Hi, I'm wondering what methods most of you use for spidering content / crawling a site... I'm currently using php with the file_get_contents funtion, doing a few string replaces and saving the data i want to mysql... I need to do this about 3,000 times to get all the data i need from the site... I've been doing it in batches of 100 urls at a time and that takes 1-2 mins each time. I'm little worried about hitting this site too many times.. are the complications? Are there better ways of doing this in php? What about other languages? Also, are there any legal implications when doing this? Not necc. about having someone elses content, but spidering some elses site a ton of times... PS: the content is copyrighted but i have permission to use it since im an affiliate..
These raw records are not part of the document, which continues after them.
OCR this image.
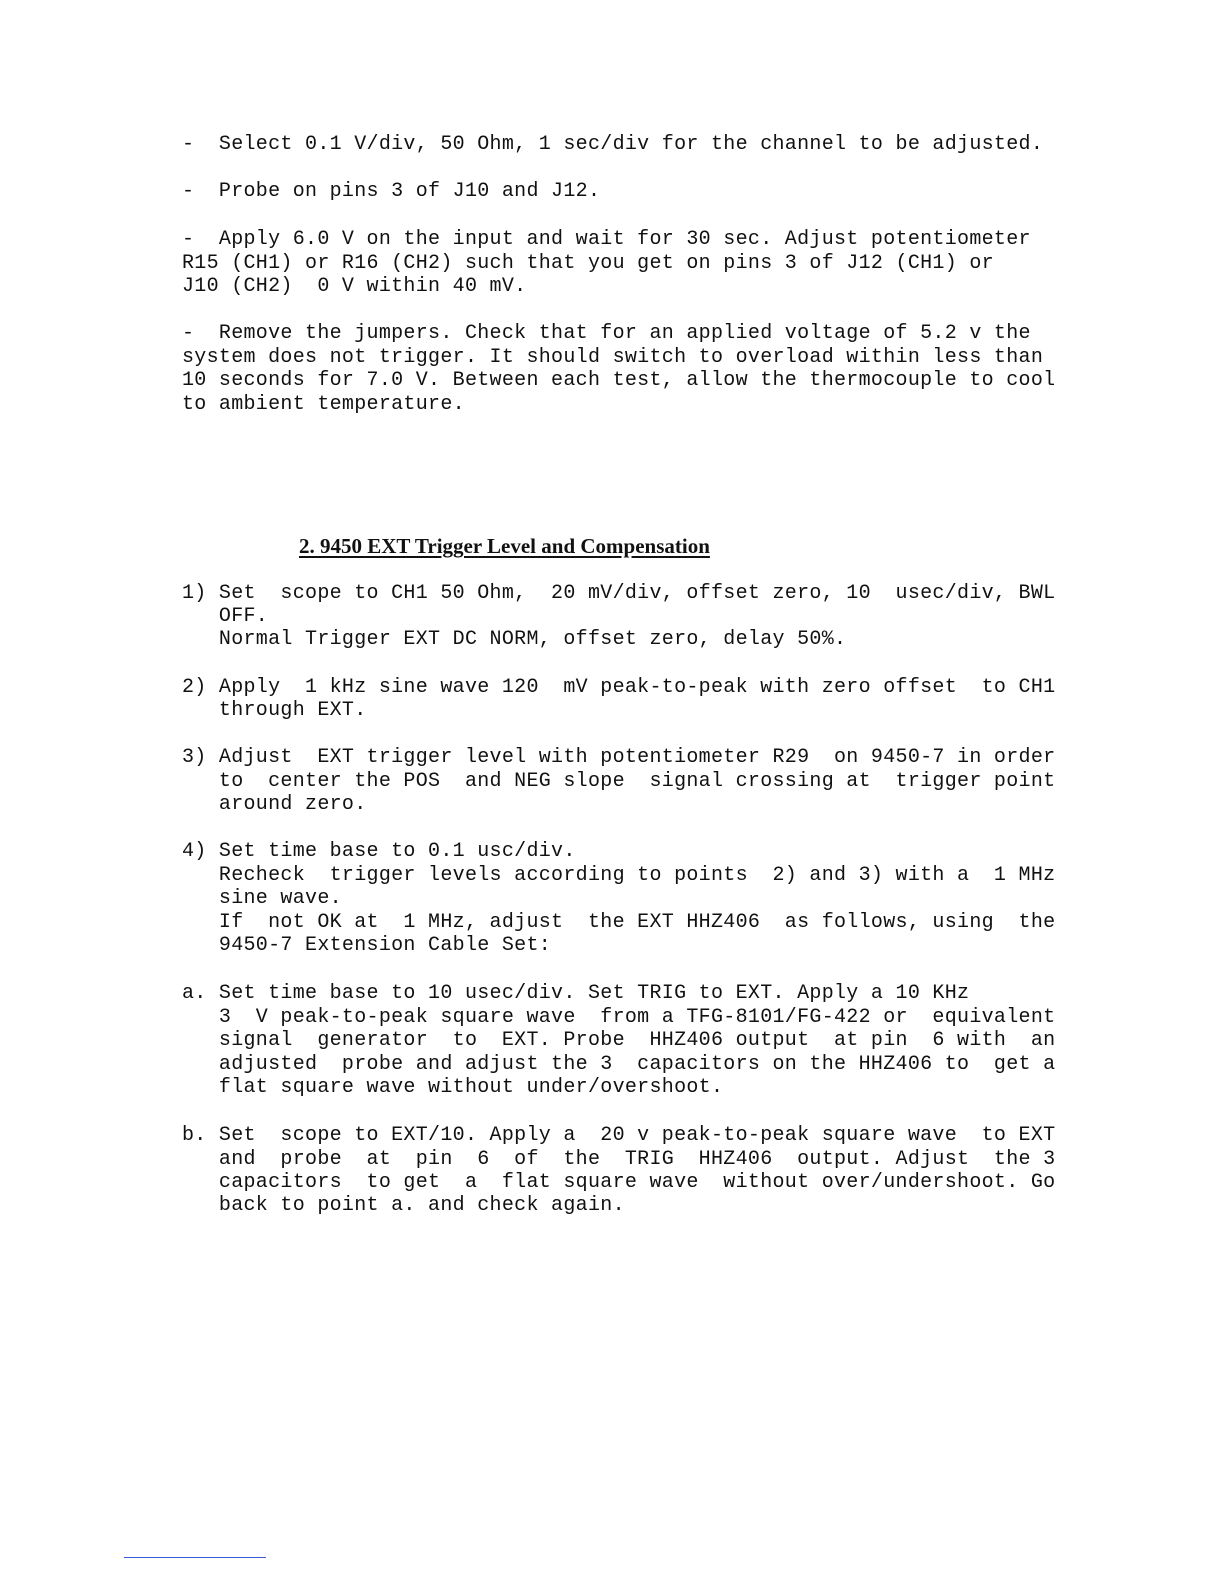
-  Select 0.1 V/div, 50 Ohm, 1 sec/div for the channel to be adjusted.
-  Probe on pins 3 of J10 and J12.
-  Apply 6.0 V on the input and wait for 30 sec. Adjust potentiometer
R15 (CH1) or R16 (CH2) such that you get on pins 3 of J12 (CH1) or
J10 (CH2)  0 V within 40 mV.
-  Remove the jumpers. Check that for an applied voltage of 5.2 v the
system does not trigger. It should switch to overload within less than
10 seconds for 7.0 V. Between each test, allow the thermocouple to cool
to ambient temperature.
2. 9450 EXT Trigger Level and Compensation
1) Set  scope to CH1 50 Ohm,  20 mV/div, offset zero, 10  usec/div, BWL
OFF.
Normal Trigger EXT DC NORM, offset zero, delay 50%.
2) Apply  1 kHz sine wave 120  mV peak-to-peak with zero offset  to CH1
through EXT.
3) Adjust  EXT trigger level with potentiometer R29  on 9450-7 in order
to  center the POS  and NEG slope  signal crossing at  trigger point
around zero.
4) Set time base to 0.1 usc/div.
Recheck  trigger levels according to points  2) and 3) with a  1 MHz
sine wave.
If  not OK at  1 MHz, adjust  the EXT HHZ406  as follows, using  the
9450-7 Extension Cable Set:
a. Set time base to 10 usec/div. Set TRIG to EXT. Apply a 10 KHz
3  V peak-to-peak square wave  from a TFG-8101/FG-422 or  equivalent
signal  generator  to  EXT. Probe  HHZ406 output  at pin  6 with  an
adjusted  probe and adjust the 3  capacitors on the HHZ406 to  get a
flat square wave without under/overshoot.
b. Set  scope to EXT/10. Apply a  20 v peak-to-peak square wave  to EXT
and  probe  at  pin  6  of  the  TRIG  HHZ406  output. Adjust  the 3
capacitors  to get  a  flat square wave  without over/undershoot. Go
back to point a. and check again.
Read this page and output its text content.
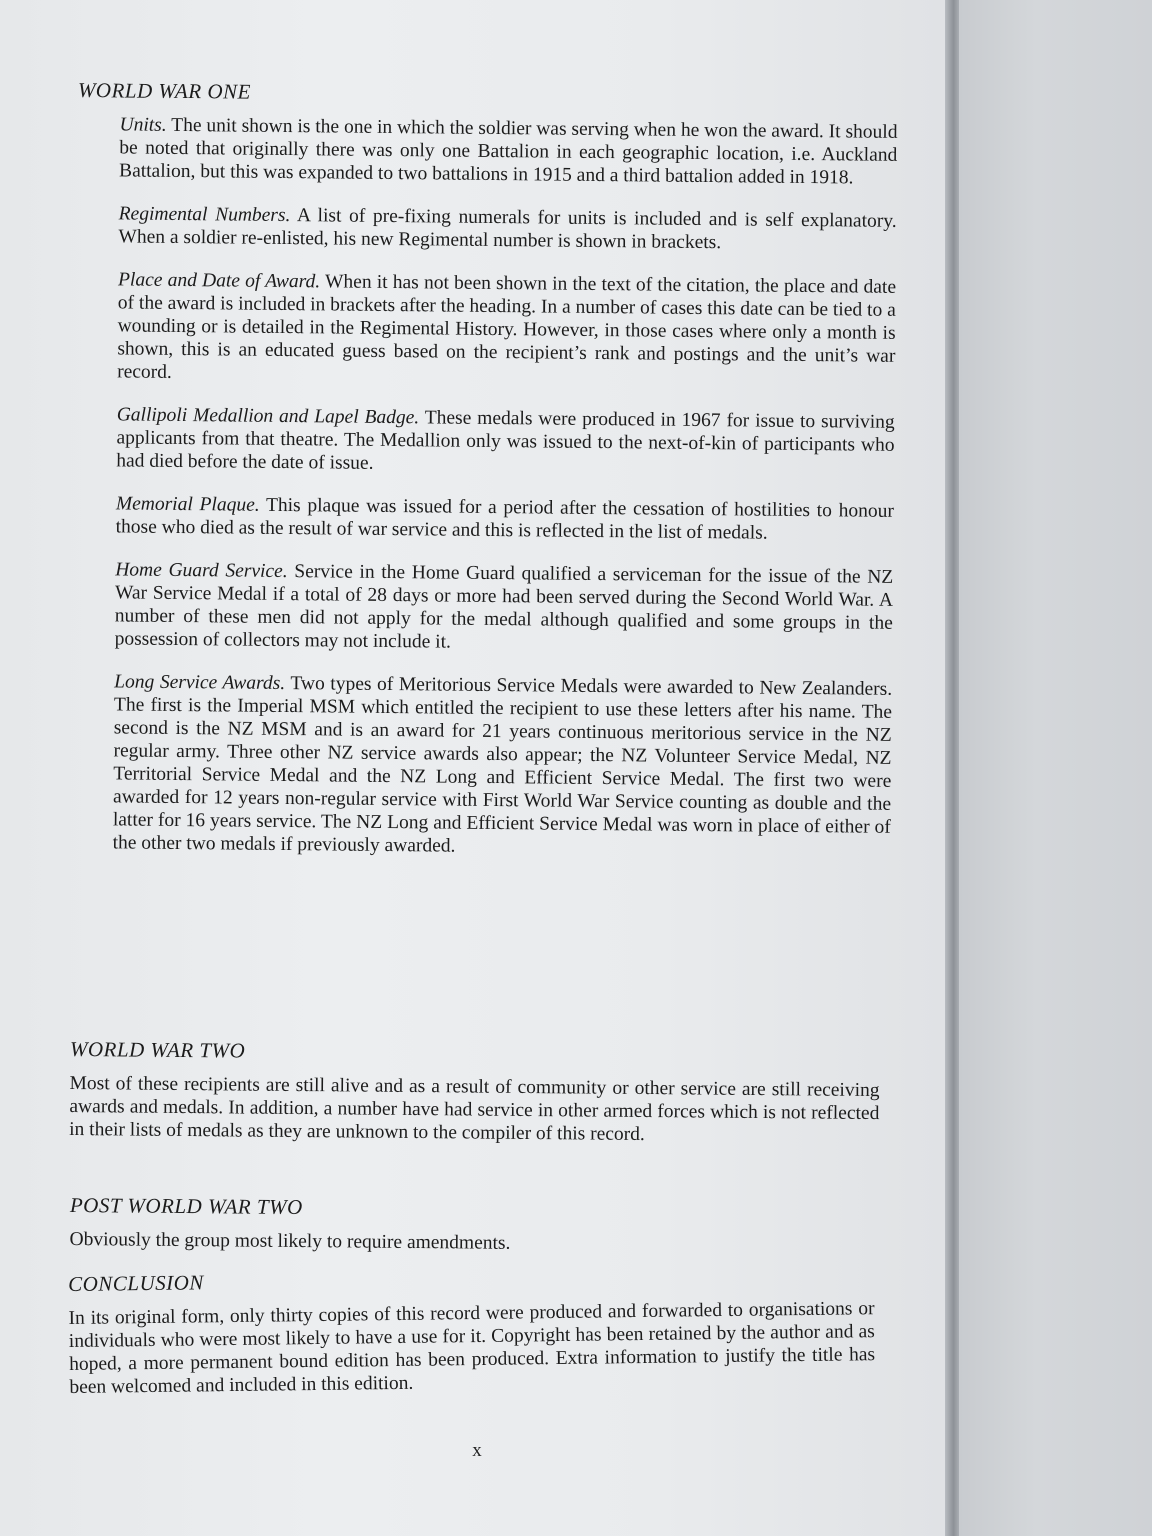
WORLD WAR ONE

Units. The unit shown is the one in which the soldier was serving when he won the award. It should be noted that originally there was only one Battalion in each geographic location, i.e. Auckland Battalion, but this was expanded to two battalions in 1915 and a third battalion added in 1918.

Regimental Numbers. A list of pre-fixing numerals for units is included and is self explanatory. When a soldier re-enlisted, his new Regimental number is shown in brackets.

Place and Date of Award. When it has not been shown in the text of the citation, the place and date of the award is included in brackets after the heading. In a number of cases this date can be tied to a wounding or is detailed in the Regimental History. However, in those cases where only a month is shown, this is an educated guess based on the recipient’s rank and postings and the unit’s war record.

Gallipoli Medallion and Lapel Badge. These medals were produced in 1967 for issue to surviving applicants from that theatre. The Medallion only was issued to the next-of-kin of participants who had died before the date of issue.

Memorial Plaque. This plaque was issued for a period after the cessation of hostilities to honour those who died as the result of war service and this is reflected in the list of medals.

Home Guard Service. Service in the Home Guard qualified a serviceman for the issue of the NZ War Service Medal if a total of 28 days or more had been served during the Second World War. A number of these men did not apply for the medal although qualified and some groups in the possession of collectors may not include it.

Long Service Awards. Two types of Meritorious Service Medals were awarded to New Zealanders. The first is the Imperial MSM which entitled the recipient to use these letters after his name. The second is the NZ MSM and is an award for 21 years continuous meritorious service in the NZ regular army. Three other NZ service awards also appear; the NZ Volunteer Service Medal, NZ Territorial Service Medal and the NZ Long and Efficient Service Medal. The first two were awarded for 12 years non-regular service with First World War Service counting as double and the latter for 16 years service. The NZ Long and Efficient Service Medal was worn in place of either of the other two medals if previously awarded.

WORLD WAR TWO

Most of these recipients are still alive and as a result of community or other service are still receiving awards and medals. In addition, a number have had service in other armed forces which is not reflected in their lists of medals as they are unknown to the compiler of this record.

POST WORLD WAR TWO

Obviously the group most likely to require amendments.

CONCLUSION

In its original form, only thirty copies of this record were produced and forwarded to organisations or individuals who were most likely to have a use for it. Copyright has been retained by the author and as hoped, a more permanent bound edition has been produced. Extra information to justify the title has been welcomed and included in this edition.

x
always legal issues on the net... but unless your impacting that sites services i doubt its much of a deal. when i get a site i use wget, disquse the user agent and use a rotating proxy script like tor and privoxy. if you have permission i would think your golden
its really easy to use.... its all command line based but totally scriptable. I also use curl and other stuff just depending on what im doing
I do this quite a bit using PHP. Data harvesting is one of my passions. There are a lot of web sites that I have spidered - alot, and have never had my IP address blocked. Most of the web sites have copyright notices about the content, so I will leave that decision to you. The data I extract is used for my own purpose and I have always hesitated trying to sell it. I have several large projects I work on and the data helps me gain some advantages on creating content, pricing, etc. Unethical - perhaps, but illegal - I do not think so as it's usually for research and the info is available to anyone visting their web site. I do not hack into databases, just view the data that is presented to any vistor.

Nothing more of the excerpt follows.